La postrera constituye el segundo ciclo principal del calendario agrícola de granos básicos. Se cultiva entre agosto y septiembre, después de la primera siembra que arranca con las lluvias de invierno. En esta fase se produce una parte importante del frijol y el maíz, así como la totalidad del sorgo o maicillo.
Treminio señaló que la escasez de lluvias durante agosto complicó el arranque de la siembra en los departamentos del oriente.
“Casi todo el mes de agosto no llovió en la zona de Oriente”, afirmó.
De acuerdo con su explicación, varios agricultores decidieron no sembrar debido a la falta de humedad en la tierra, mientras que quienes sí lo hicieron ahora enfrentan el riesgo de perder sus cultivos.
Campo estima que la postrera podría generar 6.884.500 quintales entre maíz, frijol y sorgo. Sin embargo, el dirigente advirtió que esa proyección está amenazada por la incertidumbre climática, tanto si la sequía se extiende como si las lluvias se intensifican hacia el final de la temporada.

“Esa es la parte que está en riesgo en un 100%”, subrayó Treminio al referirse a las estimaciones para la postrera.
La organización considera que el frijol es uno de los cultivos más vulnerables, pues necesita humedad constante para desarrollarse, pero un exceso de agua puede provocar enfermedades.
El presidente de Campo también expresó inquietud por los pronósticos que anticipan un fin anticipado del invierno. Si la temporada lluviosa concluye antes de que los cultivos maduren, la cosecha de frijol podría reducirse. Por el contrario, si se registran tormentas intensas en las últimas semanas, el exceso de humedad podría propiciar la aparición de hongos.

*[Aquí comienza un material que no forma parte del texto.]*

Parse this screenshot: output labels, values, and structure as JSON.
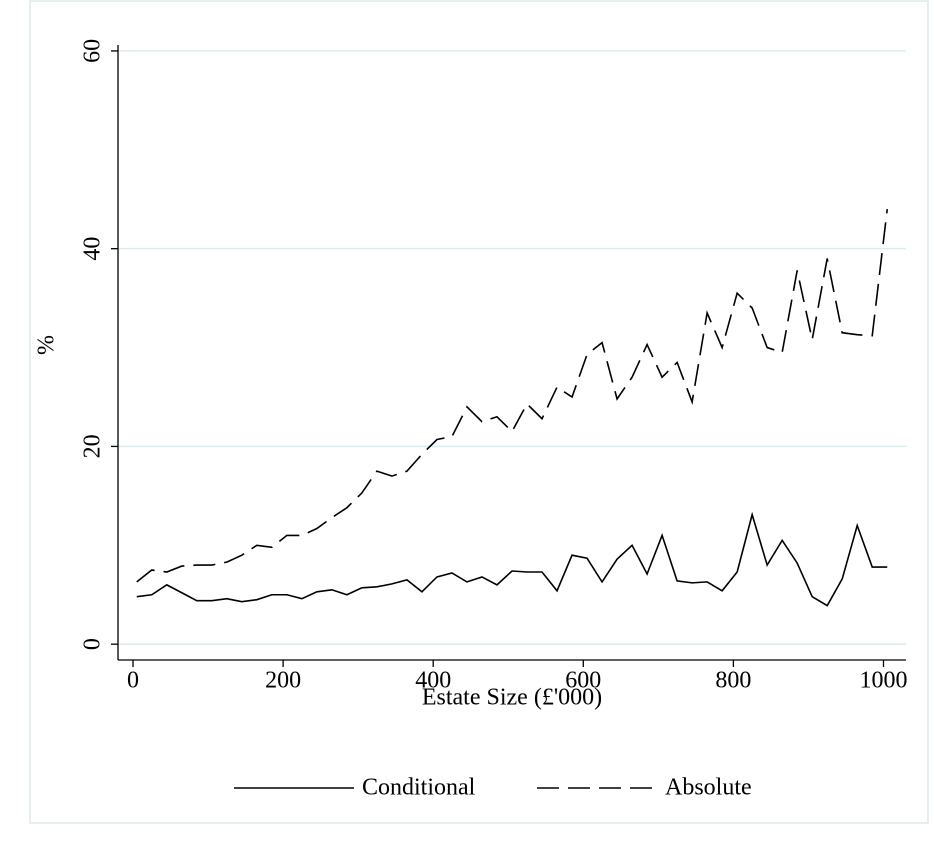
{
  "chart_data": {
    "type": "line",
    "xlabel": "Estate Size (£'000)",
    "ylabel": "%",
    "x": [
      5,
      25,
      45,
      65,
      85,
      105,
      125,
      145,
      165,
      185,
      205,
      225,
      245,
      265,
      285,
      305,
      325,
      345,
      365,
      385,
      405,
      425,
      445,
      465,
      485,
      505,
      525,
      545,
      565,
      585,
      605,
      625,
      645,
      665,
      685,
      705,
      725,
      745,
      765,
      785,
      805,
      825,
      845,
      865,
      885,
      905,
      925,
      945,
      965,
      985,
      1005
    ],
    "series": [
      {
        "name": "Conditional",
        "color": "#000000",
        "dash": "none",
        "values": [
          4.8,
          5.0,
          6.0,
          5.2,
          4.4,
          4.4,
          4.6,
          4.3,
          4.5,
          5.0,
          5.0,
          4.6,
          5.3,
          5.5,
          5.0,
          5.7,
          5.8,
          6.1,
          6.5,
          5.3,
          6.8,
          7.2,
          6.3,
          6.8,
          6.0,
          7.4,
          7.3,
          7.3,
          5.4,
          9.0,
          8.7,
          6.3,
          8.6,
          10.0,
          7.1,
          11.0,
          6.4,
          6.2,
          6.3,
          5.4,
          7.3,
          13.1,
          8.0,
          10.5,
          8.2,
          4.8,
          3.9,
          6.6,
          12.0,
          7.8,
          7.8
        ]
      },
      {
        "name": "Absolute",
        "color": "#000000",
        "dash": "22 9",
        "values": [
          6.3,
          7.5,
          7.3,
          7.9,
          8.0,
          8.0,
          8.3,
          9.0,
          10.0,
          9.8,
          11.0,
          11.0,
          11.7,
          12.8,
          13.8,
          15.3,
          17.5,
          17.0,
          17.5,
          19.2,
          20.7,
          21.0,
          24.0,
          22.5,
          23.0,
          21.5,
          24.3,
          22.8,
          26.0,
          25.0,
          29.3,
          30.5,
          24.8,
          27.0,
          30.3,
          27.0,
          28.5,
          24.5,
          33.5,
          30.0,
          35.5,
          34.0,
          30.0,
          29.5,
          37.8,
          30.8,
          39.0,
          31.5,
          31.3,
          31.2,
          44.0
        ]
      }
    ],
    "xlim": [
      -20,
      1030
    ],
    "xticks": [
      0,
      200,
      400,
      600,
      800,
      1000
    ],
    "ylim": [
      -1.6,
      60.6
    ],
    "yticks": [
      0,
      20,
      40,
      60
    ],
    "grid": true,
    "legend": "bottom"
  }
}
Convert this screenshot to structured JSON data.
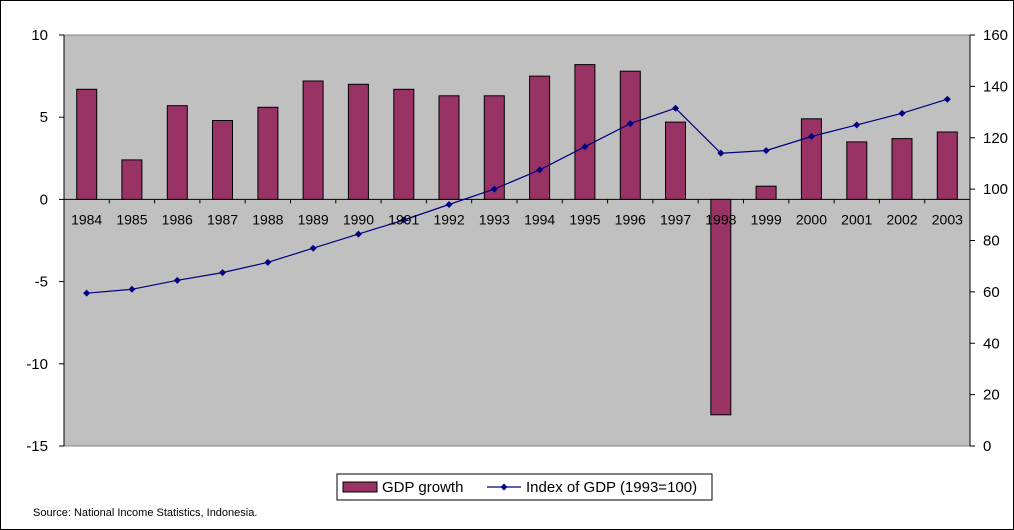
{
  "chart_data": {
    "type": "bar",
    "categories": [
      "1984",
      "1985",
      "1986",
      "1987",
      "1988",
      "1989",
      "1990",
      "1991",
      "1992",
      "1993",
      "1994",
      "1995",
      "1996",
      "1997",
      "1998",
      "1999",
      "2000",
      "2001",
      "2002",
      "2003"
    ],
    "series": [
      {
        "name": "GDP growth",
        "kind": "bar",
        "axis": "left",
        "color": "#993366",
        "values": [
          6.7,
          2.4,
          5.7,
          4.8,
          5.6,
          7.2,
          7.0,
          6.7,
          6.3,
          6.3,
          7.5,
          8.2,
          7.8,
          4.7,
          -13.1,
          0.8,
          4.9,
          3.5,
          3.7,
          4.1
        ]
      },
      {
        "name": "Index of GDP (1993=100)",
        "kind": "line",
        "axis": "right",
        "color": "#000080",
        "values": [
          59.5,
          61,
          64.5,
          67.5,
          71.5,
          77,
          82.5,
          88,
          94,
          100,
          107.5,
          116.5,
          125.5,
          131.5,
          114,
          115,
          120.5,
          125,
          129.5,
          135
        ]
      }
    ],
    "left_axis": {
      "ylim": [
        -15,
        10
      ],
      "ticks": [
        10,
        5,
        0,
        -5,
        -10,
        -15
      ]
    },
    "right_axis": {
      "ylim": [
        0,
        160
      ],
      "ticks": [
        160,
        140,
        120,
        100,
        80,
        60,
        40,
        20,
        0
      ]
    },
    "plot_background": "#c0c0c0",
    "grid": false,
    "legend": {
      "placement": "bottom-center",
      "entries": [
        "GDP growth",
        "Index of GDP (1993=100)"
      ]
    },
    "source": "Source: National Income Statistics, Indonesia."
  }
}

La primera siembra ya registró pérdidas estimadas en 20%
El panorama de la postrera se suma a los daños que Campo atribuye a la primera siembra del año. Treminio indicó que la organización documentó una afectación de aproximadamente el 20% en esa etapa, la cual concentra el 75% de la producción de maíz, el 20% del frijol y la totalidad del arroz nacional.
Según sus cálculos, las pérdidas en la primera siembra incrementarían el déficit de maíz previsto para el próximo año a 5.234.000 quintales. En cuanto al frijol, mencionó una merma de 528 mil quintales entre el déficit proyectado y los daños reportados en esa fase inicial del ciclo.

De acuerdo con el dirigente, San Vicente fue el departamento más golpeado en la primera siembra, con daños en municipios como San Esteban Catarina y San Sebastián. Para la postrera, ubicó el principal foco de preocupación en la zona oriental, que abarca Morazán, San Miguel, La Unión y Usulután.
En contraste, Ahuachapán mantuvo condiciones más favorables gracias a una mayor presencia de lluvias. Treminio sostuvo que esa situación permitió conservar parte de la producción, aunque advirtió que la estabilidad de un solo departamento no compensa las pérdidas en otras zonas agrícolas.
La sequía también afecta la leche, la carne y las hortalizas
Treminio afirmó que el sector ganadero atraviesa una crisis por la escasez de pastos y la falta de agua. Según sus estimaciones, la producción de leche se desplomó 75%, mientras que los ganaderos enfrentan costos más altos al tener que usar concentrado como reemplazo de la alimentación a base de pasto.
“El 100% de los ganaderos están en crisis”, sentenció.
Además, señaló que algunos productores han optado por vender reses lecheras ante la imposibilidad de sostener los gastos, lo que podría disminuir la capacidad de producción nacional a futuro.
En cuanto a las hortalizas, indicó que El Salvador importa el 93% de lo que consume y que el 76% de esas compras proviene de Guatemala. Añadió que cultivos como pipián, huisquil y ayote aún se producen, aunque con un tamaño menor debido a las condiciones de sequía.
El presidente de Campo propuso impulsar la construcción de reservorios de agua lluvia, sistemas de riego y seguros agrícolas para hacer frente a los períodos secos. También solicitó reducir los costos de insumos, mejorar el acceso al crédito y establecer una política nacional agropecuaria que contemple medidas de prevención ante fenómenos climáticos.